/JmdictFurigana-SudachiPy-Transformer

A tool to transform JmdictFurigana dictionaries for compatibility with SudachiPy. It restructures the data and converts readings to katakana for efficient furigana lookup during morpheme tokenization in SudachiPy.

Primary LanguagePython

Making JmdictFurigana compatible with SudachiPy

Create transformed dictionary files

  1. install wanakana: pip install wanakana
  2. run in terminal:
python main.py initial_directory transformed_directory
  • initial_directory - directory with initial Jmdictfurigana json files
  • transformed_directory - directory where json files with transformed dictionaries should be created

Initial vs Transformed dictionary formats

For fast items accessing JmdictFurigana dictionaries should be transformed

from:

[
    {text: surface,
     reading: reading,
     furigana: [{ruby: part_surface, rt: part_reading}, ...]
     },
    ...
]

to:

{
    str((surface, to_katakana(reading))):
    [[part_surface, to_katakana(part_reading)], ...],
    ...
}

For items that have the same (surface, to_katakana(surface_reading)) furigana with the greatest number of parts (maximum length) is chosen.

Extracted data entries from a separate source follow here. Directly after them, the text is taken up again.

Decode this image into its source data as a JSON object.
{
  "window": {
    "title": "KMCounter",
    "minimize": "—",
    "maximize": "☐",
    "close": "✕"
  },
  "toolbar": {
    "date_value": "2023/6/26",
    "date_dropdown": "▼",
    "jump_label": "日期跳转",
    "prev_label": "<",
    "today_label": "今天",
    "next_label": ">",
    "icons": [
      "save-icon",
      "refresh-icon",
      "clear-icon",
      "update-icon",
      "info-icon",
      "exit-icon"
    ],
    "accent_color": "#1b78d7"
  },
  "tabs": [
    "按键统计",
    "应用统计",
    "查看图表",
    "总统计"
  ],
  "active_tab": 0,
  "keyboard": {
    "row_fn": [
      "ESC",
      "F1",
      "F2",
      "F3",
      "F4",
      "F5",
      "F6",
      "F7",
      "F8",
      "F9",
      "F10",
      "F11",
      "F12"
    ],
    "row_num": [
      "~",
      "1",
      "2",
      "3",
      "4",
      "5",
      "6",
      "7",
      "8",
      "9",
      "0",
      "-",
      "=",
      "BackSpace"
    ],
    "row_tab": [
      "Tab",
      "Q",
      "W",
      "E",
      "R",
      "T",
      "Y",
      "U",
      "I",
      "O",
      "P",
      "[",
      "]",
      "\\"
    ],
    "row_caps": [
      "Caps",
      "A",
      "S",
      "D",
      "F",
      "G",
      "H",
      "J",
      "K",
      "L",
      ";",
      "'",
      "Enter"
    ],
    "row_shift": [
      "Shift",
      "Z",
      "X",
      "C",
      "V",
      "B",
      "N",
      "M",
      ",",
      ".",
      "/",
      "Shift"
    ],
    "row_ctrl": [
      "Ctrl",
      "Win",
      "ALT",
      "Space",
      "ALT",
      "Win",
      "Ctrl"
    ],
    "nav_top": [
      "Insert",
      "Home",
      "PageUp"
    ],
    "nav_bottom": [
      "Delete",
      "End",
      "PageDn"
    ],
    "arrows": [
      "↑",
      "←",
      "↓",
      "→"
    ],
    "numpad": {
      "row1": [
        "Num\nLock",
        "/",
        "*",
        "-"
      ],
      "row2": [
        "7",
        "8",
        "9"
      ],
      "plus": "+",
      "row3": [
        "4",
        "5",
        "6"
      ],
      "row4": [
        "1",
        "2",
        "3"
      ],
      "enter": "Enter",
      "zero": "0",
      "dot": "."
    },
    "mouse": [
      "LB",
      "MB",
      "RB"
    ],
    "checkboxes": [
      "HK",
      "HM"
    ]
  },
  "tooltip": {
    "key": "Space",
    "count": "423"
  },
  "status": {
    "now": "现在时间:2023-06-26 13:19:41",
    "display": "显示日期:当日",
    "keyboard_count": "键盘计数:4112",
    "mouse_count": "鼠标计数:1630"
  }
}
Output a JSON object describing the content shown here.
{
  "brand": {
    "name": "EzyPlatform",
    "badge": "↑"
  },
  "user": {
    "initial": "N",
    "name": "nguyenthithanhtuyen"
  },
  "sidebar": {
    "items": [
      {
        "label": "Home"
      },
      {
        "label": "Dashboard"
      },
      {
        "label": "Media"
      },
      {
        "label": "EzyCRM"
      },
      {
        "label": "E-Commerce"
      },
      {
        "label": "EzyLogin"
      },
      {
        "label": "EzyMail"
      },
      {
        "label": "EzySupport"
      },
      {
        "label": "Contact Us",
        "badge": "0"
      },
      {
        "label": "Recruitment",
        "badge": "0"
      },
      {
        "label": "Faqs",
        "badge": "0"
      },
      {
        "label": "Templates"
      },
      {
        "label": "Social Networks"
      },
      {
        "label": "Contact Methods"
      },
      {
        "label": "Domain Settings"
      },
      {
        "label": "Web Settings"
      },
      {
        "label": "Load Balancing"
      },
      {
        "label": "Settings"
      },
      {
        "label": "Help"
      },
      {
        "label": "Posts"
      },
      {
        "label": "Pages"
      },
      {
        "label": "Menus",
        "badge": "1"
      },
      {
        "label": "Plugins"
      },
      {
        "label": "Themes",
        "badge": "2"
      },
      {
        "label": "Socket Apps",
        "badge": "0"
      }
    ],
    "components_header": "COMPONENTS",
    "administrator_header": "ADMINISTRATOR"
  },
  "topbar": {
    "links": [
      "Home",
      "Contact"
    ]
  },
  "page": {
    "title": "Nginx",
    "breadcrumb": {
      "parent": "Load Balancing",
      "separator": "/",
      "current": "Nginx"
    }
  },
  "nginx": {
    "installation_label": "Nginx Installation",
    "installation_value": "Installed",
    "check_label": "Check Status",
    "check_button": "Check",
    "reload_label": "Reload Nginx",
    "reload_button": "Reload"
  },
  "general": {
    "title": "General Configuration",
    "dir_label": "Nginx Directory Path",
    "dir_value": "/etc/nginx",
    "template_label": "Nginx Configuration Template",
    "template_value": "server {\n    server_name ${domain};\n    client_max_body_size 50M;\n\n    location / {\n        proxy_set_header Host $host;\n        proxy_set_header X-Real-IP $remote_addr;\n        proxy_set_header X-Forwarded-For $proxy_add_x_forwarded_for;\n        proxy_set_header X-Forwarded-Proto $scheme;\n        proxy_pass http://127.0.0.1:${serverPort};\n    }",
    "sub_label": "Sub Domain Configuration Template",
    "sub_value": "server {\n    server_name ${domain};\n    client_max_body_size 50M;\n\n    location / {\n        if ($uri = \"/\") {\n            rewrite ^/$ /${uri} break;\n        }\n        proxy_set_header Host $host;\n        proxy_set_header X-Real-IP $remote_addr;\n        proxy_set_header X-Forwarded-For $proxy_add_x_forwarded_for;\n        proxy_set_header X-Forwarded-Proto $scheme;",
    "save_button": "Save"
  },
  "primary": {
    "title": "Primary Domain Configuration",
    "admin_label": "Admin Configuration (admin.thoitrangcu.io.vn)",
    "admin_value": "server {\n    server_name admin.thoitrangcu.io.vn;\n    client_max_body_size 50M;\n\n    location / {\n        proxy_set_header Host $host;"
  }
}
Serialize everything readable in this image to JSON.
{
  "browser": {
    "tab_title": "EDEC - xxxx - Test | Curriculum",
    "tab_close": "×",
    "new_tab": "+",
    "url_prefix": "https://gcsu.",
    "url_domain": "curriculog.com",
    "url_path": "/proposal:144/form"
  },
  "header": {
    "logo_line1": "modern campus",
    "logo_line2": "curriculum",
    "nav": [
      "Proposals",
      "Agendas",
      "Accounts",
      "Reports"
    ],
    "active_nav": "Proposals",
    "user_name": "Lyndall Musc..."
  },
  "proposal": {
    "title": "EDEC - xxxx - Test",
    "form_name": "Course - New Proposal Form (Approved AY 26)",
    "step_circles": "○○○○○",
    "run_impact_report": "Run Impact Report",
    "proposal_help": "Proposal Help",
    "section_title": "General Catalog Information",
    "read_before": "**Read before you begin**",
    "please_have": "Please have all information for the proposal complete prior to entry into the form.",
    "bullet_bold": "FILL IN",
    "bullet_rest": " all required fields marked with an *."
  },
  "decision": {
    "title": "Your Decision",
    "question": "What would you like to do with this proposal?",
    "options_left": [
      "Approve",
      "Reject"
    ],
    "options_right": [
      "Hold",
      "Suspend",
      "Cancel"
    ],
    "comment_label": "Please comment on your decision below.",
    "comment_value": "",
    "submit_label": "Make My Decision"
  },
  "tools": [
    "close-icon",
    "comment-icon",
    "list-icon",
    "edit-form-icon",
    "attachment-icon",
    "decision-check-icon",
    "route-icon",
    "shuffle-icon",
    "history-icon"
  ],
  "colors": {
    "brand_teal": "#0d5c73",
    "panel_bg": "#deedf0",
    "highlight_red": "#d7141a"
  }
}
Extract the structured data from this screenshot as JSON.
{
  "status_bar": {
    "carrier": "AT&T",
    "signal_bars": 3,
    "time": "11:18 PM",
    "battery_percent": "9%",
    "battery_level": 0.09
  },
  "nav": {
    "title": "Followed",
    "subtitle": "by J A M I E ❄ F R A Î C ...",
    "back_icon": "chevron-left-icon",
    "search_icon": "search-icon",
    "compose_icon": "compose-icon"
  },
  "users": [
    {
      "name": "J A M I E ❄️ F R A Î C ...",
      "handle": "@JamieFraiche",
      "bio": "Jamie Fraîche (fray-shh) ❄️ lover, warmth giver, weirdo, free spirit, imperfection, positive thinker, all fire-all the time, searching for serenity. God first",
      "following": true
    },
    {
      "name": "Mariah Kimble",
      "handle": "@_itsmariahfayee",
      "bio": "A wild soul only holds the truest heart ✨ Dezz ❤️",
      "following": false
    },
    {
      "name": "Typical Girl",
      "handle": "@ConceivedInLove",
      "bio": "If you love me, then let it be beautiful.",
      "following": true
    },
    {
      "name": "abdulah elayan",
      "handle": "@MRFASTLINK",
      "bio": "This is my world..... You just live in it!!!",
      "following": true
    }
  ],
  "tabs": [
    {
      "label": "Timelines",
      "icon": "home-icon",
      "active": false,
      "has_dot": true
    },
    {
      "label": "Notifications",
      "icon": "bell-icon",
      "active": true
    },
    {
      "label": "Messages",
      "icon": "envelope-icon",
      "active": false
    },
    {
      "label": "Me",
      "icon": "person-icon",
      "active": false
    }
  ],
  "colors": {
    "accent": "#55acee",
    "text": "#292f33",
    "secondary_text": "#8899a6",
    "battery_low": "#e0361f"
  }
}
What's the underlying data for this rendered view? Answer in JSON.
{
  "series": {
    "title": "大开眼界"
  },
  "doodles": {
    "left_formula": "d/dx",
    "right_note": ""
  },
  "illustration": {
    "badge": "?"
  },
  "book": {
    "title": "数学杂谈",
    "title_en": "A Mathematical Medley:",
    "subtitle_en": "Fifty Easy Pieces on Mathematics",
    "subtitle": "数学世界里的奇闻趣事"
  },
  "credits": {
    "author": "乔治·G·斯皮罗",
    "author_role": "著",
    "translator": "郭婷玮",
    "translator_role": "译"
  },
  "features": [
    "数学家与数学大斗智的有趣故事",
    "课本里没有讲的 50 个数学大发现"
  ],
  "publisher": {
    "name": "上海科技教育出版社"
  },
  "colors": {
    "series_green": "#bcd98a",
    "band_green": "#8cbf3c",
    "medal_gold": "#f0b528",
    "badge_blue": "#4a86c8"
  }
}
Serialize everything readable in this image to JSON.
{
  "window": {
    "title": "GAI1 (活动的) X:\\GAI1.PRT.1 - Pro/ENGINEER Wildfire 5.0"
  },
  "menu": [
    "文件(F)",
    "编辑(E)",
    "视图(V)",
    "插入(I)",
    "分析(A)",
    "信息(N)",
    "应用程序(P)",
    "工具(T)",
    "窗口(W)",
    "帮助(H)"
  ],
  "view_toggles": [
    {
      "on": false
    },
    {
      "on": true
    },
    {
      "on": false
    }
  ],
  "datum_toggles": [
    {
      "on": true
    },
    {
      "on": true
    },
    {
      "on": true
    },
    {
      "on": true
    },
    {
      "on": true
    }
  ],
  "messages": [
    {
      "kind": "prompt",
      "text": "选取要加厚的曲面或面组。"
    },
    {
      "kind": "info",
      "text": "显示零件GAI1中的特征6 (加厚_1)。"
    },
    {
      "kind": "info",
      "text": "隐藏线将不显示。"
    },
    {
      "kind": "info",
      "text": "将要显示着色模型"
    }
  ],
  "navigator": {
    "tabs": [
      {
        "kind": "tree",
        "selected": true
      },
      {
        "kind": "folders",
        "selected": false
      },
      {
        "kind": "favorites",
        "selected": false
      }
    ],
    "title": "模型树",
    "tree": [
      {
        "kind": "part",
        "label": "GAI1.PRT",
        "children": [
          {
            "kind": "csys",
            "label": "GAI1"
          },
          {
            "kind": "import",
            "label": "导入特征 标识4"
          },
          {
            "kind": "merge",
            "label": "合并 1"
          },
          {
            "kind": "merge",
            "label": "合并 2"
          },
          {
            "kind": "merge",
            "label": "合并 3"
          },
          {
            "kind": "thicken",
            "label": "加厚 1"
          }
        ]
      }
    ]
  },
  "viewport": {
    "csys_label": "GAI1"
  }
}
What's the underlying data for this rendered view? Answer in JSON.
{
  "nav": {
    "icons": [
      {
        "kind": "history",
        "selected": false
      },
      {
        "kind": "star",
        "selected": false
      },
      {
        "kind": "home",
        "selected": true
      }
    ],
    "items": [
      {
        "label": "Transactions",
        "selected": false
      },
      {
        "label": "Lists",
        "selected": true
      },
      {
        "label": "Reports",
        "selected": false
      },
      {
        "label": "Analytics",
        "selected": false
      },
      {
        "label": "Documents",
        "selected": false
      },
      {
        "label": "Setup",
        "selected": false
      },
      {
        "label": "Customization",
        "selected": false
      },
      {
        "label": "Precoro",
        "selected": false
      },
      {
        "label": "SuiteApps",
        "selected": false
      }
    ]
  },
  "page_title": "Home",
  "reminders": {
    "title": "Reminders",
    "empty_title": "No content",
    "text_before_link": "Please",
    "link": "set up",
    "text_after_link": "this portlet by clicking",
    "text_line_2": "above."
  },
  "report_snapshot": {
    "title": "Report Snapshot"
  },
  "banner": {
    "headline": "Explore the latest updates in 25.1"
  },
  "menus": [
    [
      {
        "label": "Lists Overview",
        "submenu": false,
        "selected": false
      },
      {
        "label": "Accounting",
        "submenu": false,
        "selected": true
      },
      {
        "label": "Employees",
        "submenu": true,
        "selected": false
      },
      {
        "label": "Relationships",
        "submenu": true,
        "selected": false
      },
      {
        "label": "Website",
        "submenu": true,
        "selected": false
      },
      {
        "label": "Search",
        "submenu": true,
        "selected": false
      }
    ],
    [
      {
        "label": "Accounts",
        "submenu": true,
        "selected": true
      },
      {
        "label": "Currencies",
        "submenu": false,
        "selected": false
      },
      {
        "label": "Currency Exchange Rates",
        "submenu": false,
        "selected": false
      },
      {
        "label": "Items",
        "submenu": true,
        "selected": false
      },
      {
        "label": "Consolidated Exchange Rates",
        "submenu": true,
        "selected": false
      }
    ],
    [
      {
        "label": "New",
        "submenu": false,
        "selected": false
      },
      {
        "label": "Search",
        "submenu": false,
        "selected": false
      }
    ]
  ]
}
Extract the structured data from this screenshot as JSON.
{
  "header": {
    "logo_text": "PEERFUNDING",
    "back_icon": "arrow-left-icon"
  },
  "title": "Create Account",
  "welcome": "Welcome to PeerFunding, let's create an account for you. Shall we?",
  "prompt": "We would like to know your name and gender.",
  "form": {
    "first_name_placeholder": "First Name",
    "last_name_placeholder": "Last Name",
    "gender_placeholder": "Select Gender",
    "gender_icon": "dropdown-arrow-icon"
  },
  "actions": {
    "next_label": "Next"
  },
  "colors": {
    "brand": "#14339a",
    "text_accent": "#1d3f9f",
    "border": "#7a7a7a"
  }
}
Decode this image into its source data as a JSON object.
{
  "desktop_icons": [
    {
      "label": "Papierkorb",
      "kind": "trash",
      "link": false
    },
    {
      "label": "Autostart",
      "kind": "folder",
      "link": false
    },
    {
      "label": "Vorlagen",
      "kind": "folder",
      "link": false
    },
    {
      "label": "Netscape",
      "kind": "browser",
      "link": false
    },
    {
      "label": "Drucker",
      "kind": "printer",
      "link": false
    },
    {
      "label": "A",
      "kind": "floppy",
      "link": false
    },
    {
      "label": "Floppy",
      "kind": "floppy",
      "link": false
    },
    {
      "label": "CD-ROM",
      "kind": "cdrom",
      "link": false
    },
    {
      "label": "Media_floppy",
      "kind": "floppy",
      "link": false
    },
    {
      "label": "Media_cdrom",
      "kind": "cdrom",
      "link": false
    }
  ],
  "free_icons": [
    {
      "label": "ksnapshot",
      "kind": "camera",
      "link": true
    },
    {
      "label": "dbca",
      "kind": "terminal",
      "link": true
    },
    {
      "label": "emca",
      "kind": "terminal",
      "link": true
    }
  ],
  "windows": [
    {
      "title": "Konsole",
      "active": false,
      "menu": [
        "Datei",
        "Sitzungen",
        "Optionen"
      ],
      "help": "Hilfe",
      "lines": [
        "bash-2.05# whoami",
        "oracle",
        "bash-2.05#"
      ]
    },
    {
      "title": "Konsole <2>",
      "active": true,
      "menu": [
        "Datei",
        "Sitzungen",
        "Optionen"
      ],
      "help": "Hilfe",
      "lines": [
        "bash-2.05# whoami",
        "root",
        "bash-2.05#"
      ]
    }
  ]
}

Readings are transformed to katakana for making them compatible with sudachipy.Morpheme since morpheme.reading_form() is always written in katakana.

Dictionaries usage

from json import load
from sudachipy import Dictionary

text = '可笑しい'
tokenizer = Dictionary().create()
morphemes = tokenizer.tokenize(text)
path = 'path/to/transformed/dictionary/file.json'

with open(path, encoding='utf-8-sig') as file:
    dictionary = load(file)
    for morpheme in morphemes:
        key = morpheme.surface(), morpheme.reading_form()
        parts = dictionary[str(key)]
        print(parts)
[['可', 'オ'], ['笑', 'カ'], ['しい', 'シイ']]